Now, saving neonatal lives is of course a really important goal. But my question is, at what unintended cost? Increased caesareans, increased instrumental deliveries, increased potentially traumatic experiences for mothers, fathers, partners and babies, increased suffering for many labouring women, increased knock-on effects on breastfeeding rates, infant bonding, postnatal depression and PTSD, which in turn have knock-on effects for mental, intellectual and physical health as these children grow up – for potentially hundreds of thousands of couples, not a couple of hundred. And now, perhaps lifelong implications for babies’ immune system development and overall health? Is this really wise, to solve one important problem but cause thousands more?

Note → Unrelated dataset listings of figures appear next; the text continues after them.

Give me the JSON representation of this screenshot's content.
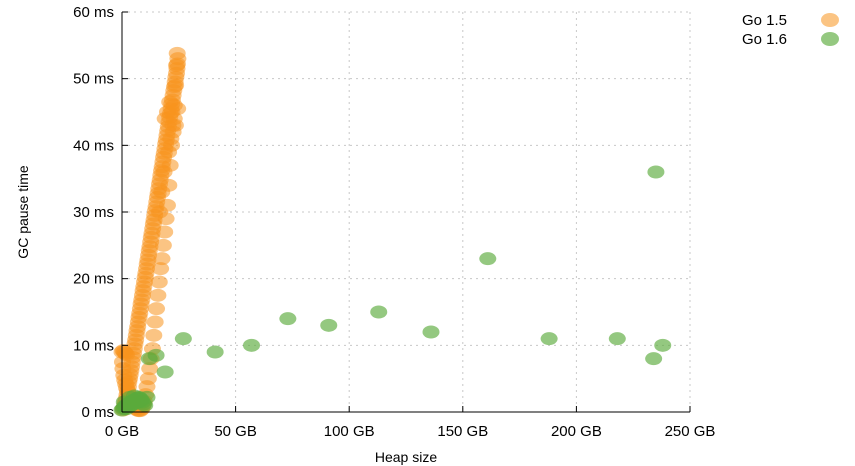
{
  "chart_data": {
    "type": "scatter",
    "xlabel": "Heap size",
    "ylabel": "GC pause time",
    "xlim": [
      0,
      250
    ],
    "ylim": [
      0,
      60
    ],
    "x_ticks": [
      {
        "value": 0,
        "label": "0 GB"
      },
      {
        "value": 50,
        "label": "50 GB"
      },
      {
        "value": 100,
        "label": "100 GB"
      },
      {
        "value": 150,
        "label": "150 GB"
      },
      {
        "value": 200,
        "label": "200 GB"
      },
      {
        "value": 250,
        "label": "250 GB"
      }
    ],
    "y_ticks": [
      {
        "value": 0,
        "label": "0 ms"
      },
      {
        "value": 10,
        "label": "10 ms"
      },
      {
        "value": 20,
        "label": "20 ms"
      },
      {
        "value": 30,
        "label": "30 ms"
      },
      {
        "value": 40,
        "label": "40 ms"
      },
      {
        "value": 50,
        "label": "50 ms"
      },
      {
        "value": 60,
        "label": "60 ms"
      }
    ],
    "grid": true,
    "legend_position": "top-right, outside plot",
    "series": [
      {
        "name": "Go 1.5",
        "color": "#f7941d",
        "points": [
          [
            0.5,
            0.3
          ],
          [
            0.9,
            0.6
          ],
          [
            1.2,
            1.0
          ],
          [
            1.5,
            1.5
          ],
          [
            1.8,
            2.0
          ],
          [
            2.2,
            2.6
          ],
          [
            2.5,
            3.2
          ],
          [
            2.8,
            3.8
          ],
          [
            3.0,
            4.5
          ],
          [
            3.3,
            5.0
          ],
          [
            3.6,
            5.6
          ],
          [
            3.9,
            6.2
          ],
          [
            4.2,
            6.8
          ],
          [
            4.5,
            7.5
          ],
          [
            4.8,
            8.2
          ],
          [
            5.1,
            8.8
          ],
          [
            5.4,
            9.5
          ],
          [
            5.7,
            10.2
          ],
          [
            6.0,
            10.8
          ],
          [
            6.3,
            11.5
          ],
          [
            6.6,
            12.2
          ],
          [
            6.9,
            12.8
          ],
          [
            7.2,
            13.5
          ],
          [
            7.5,
            14.2
          ],
          [
            7.8,
            14.8
          ],
          [
            8.1,
            15.5
          ],
          [
            8.4,
            16.2
          ],
          [
            8.7,
            16.8
          ],
          [
            9.0,
            17.5
          ],
          [
            9.3,
            18.2
          ],
          [
            9.6,
            18.8
          ],
          [
            9.9,
            19.5
          ],
          [
            10.2,
            20.2
          ],
          [
            10.5,
            20.8
          ],
          [
            10.8,
            21.5
          ],
          [
            11.1,
            22.2
          ],
          [
            11.4,
            22.8
          ],
          [
            11.7,
            23.5
          ],
          [
            12.0,
            24.2
          ],
          [
            12.3,
            24.8
          ],
          [
            12.6,
            25.5
          ],
          [
            12.9,
            26.2
          ],
          [
            13.2,
            26.8
          ],
          [
            13.5,
            27.5
          ],
          [
            13.8,
            28.2
          ],
          [
            14.1,
            28.8
          ],
          [
            14.4,
            29.5
          ],
          [
            14.7,
            30.2
          ],
          [
            15.0,
            30.8
          ],
          [
            15.3,
            31.5
          ],
          [
            15.6,
            32.2
          ],
          [
            15.9,
            32.8
          ],
          [
            16.2,
            33.5
          ],
          [
            16.5,
            34.2
          ],
          [
            16.8,
            34.8
          ],
          [
            17.1,
            35.5
          ],
          [
            17.4,
            36.2
          ],
          [
            17.7,
            36.8
          ],
          [
            18.0,
            37.5
          ],
          [
            18.3,
            38.2
          ],
          [
            18.6,
            38.8
          ],
          [
            18.9,
            39.5
          ],
          [
            19.2,
            40.2
          ],
          [
            19.5,
            40.8
          ],
          [
            19.8,
            41.5
          ],
          [
            20.1,
            42.2
          ],
          [
            20.4,
            42.8
          ],
          [
            20.7,
            43.5
          ],
          [
            21.0,
            44.2
          ],
          [
            21.3,
            44.8
          ],
          [
            21.6,
            45.5
          ],
          [
            21.9,
            46.2
          ],
          [
            22.2,
            46.8
          ],
          [
            22.5,
            47.5
          ],
          [
            22.8,
            48.2
          ],
          [
            23.1,
            48.8
          ],
          [
            23.4,
            49.5
          ],
          [
            23.7,
            50.2
          ],
          [
            24.0,
            50.8
          ],
          [
            24.2,
            51.5
          ],
          [
            24.4,
            52.2
          ],
          [
            24.6,
            53.0
          ],
          [
            24.3,
            53.8
          ],
          [
            24.0,
            52.0
          ],
          [
            23.6,
            49.0
          ],
          [
            23.0,
            46.0
          ],
          [
            22.4,
            43.0
          ],
          [
            21.8,
            40.0
          ],
          [
            21.2,
            37.0
          ],
          [
            20.6,
            34.0
          ],
          [
            20.0,
            31.0
          ],
          [
            19.4,
            29.0
          ],
          [
            18.8,
            27.0
          ],
          [
            18.2,
            25.0
          ],
          [
            17.6,
            23.0
          ],
          [
            17.0,
            21.5
          ],
          [
            16.4,
            19.5
          ],
          [
            15.8,
            17.5
          ],
          [
            15.2,
            15.5
          ],
          [
            14.6,
            13.5
          ],
          [
            14.0,
            11.5
          ],
          [
            13.4,
            9.5
          ],
          [
            12.8,
            8.0
          ],
          [
            12.2,
            6.5
          ],
          [
            11.6,
            5.0
          ],
          [
            11.0,
            3.8
          ],
          [
            10.4,
            2.6
          ],
          [
            9.8,
            1.6
          ],
          [
            9.2,
            0.8
          ],
          [
            8.6,
            0.4
          ],
          [
            8.0,
            0.2
          ],
          [
            7.4,
            0.2
          ],
          [
            6.8,
            0.3
          ],
          [
            6.2,
            0.5
          ],
          [
            5.6,
            0.8
          ],
          [
            5.0,
            1.2
          ],
          [
            4.4,
            1.6
          ],
          [
            3.8,
            2.0
          ],
          [
            3.2,
            2.5
          ],
          [
            2.6,
            3.0
          ],
          [
            2.0,
            3.6
          ],
          [
            1.6,
            4.2
          ],
          [
            1.2,
            4.8
          ],
          [
            0.8,
            5.5
          ],
          [
            0.4,
            6.5
          ],
          [
            0.2,
            7.5
          ],
          [
            0.0,
            9.0
          ],
          [
            0.5,
            9.2
          ],
          [
            1.0,
            9.0
          ],
          [
            1.5,
            8.8
          ],
          [
            2.0,
            8.6
          ],
          [
            19.0,
            44.0
          ],
          [
            20.0,
            45.0
          ],
          [
            21.0,
            46.5
          ],
          [
            22.0,
            45.0
          ],
          [
            23.0,
            44.0
          ],
          [
            20.5,
            39.0
          ],
          [
            21.5,
            41.0
          ],
          [
            22.5,
            42.0
          ],
          [
            23.5,
            43.0
          ],
          [
            24.5,
            45.5
          ],
          [
            18.5,
            36.0
          ],
          [
            17.5,
            33.0
          ],
          [
            16.5,
            30.0
          ]
        ]
      },
      {
        "name": "Go 1.6",
        "color": "#5aab3c",
        "points": [
          [
            0.0,
            0.3
          ],
          [
            0.5,
            0.5
          ],
          [
            1.0,
            0.7
          ],
          [
            1.5,
            0.9
          ],
          [
            2.0,
            1.0
          ],
          [
            2.5,
            1.2
          ],
          [
            3.0,
            1.3
          ],
          [
            3.5,
            1.4
          ],
          [
            4.0,
            1.5
          ],
          [
            4.5,
            1.6
          ],
          [
            5.0,
            1.7
          ],
          [
            5.5,
            1.8
          ],
          [
            6.0,
            1.9
          ],
          [
            6.5,
            2.0
          ],
          [
            7.0,
            2.1
          ],
          [
            7.5,
            2.2
          ],
          [
            8.0,
            2.0
          ],
          [
            8.5,
            1.8
          ],
          [
            9.0,
            1.5
          ],
          [
            9.5,
            1.2
          ],
          [
            10.0,
            1.0
          ],
          [
            11.0,
            2.2
          ],
          [
            1.0,
            1.5
          ],
          [
            2.0,
            0.5
          ],
          [
            3.0,
            0.8
          ],
          [
            4.0,
            1.0
          ],
          [
            5.0,
            1.2
          ],
          [
            6.0,
            1.4
          ],
          [
            7.0,
            1.5
          ],
          [
            8.0,
            1.6
          ],
          [
            3.5,
            2.2
          ],
          [
            5.5,
            2.4
          ],
          [
            12,
            8
          ],
          [
            15,
            8.5
          ],
          [
            19,
            6
          ],
          [
            27,
            11
          ],
          [
            41,
            9
          ],
          [
            57,
            10
          ],
          [
            73,
            14
          ],
          [
            91,
            13
          ],
          [
            113,
            15
          ],
          [
            136,
            12
          ],
          [
            161,
            23
          ],
          [
            188,
            11
          ],
          [
            218,
            11
          ],
          [
            234,
            8
          ],
          [
            238,
            10
          ],
          [
            235,
            36
          ]
        ]
      }
    ]
  }
}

The other part of the perfect storm is the ongoing death of a thousand cuts of NHS maternity services. With the kind of resource pressure hospitals are under, the ability to predict and schedule needed workforce is a huge efficiency advantage, and inductions are schedulable in a way that spontaneous birth is not. Plus, obstetrics is the most litigated area of medicine, and practitioners and hospitals are far far more likely to be sued for what they failed to do than for what they did do, so medical concerns aside, the system is already stacked to favour intervention.

The truth is, our reproductive system is the characteristic of our species that has undergone the most intensive selection pressure in evolutionary terms of any trait, and evolutionarily, we have arrived at a truly optimal physiological solution, given the constraints of our peculiar big-brained bipedal bodies. It is an incredibly complex process hormonally, mechanically and physiologically, and extremely effective – when it is not interfered with. Disrupting one small aspect can have cascading effects across the whole system. Something as simple as turning on a bright light or making a negative discouraging comment can have a profound disruptive effect on the flow of hormones needed for optimal progress (let alone the intrusive practices associated with induction).

Because of this, I believe we meddle at our peril. The possibility of unintended (negative) consequences is larger in birth than in just about any other area of medicine I can think of – because more and more studies show that what happens during birth and in infancy can impact a person their whole life. We need to have really really good reasons before we interfere, and no intervention should happen “routinely” without a need (medical, physical, psychological, emotional or spiritual) specific to the particular circumstances of that pregnant person and their baby.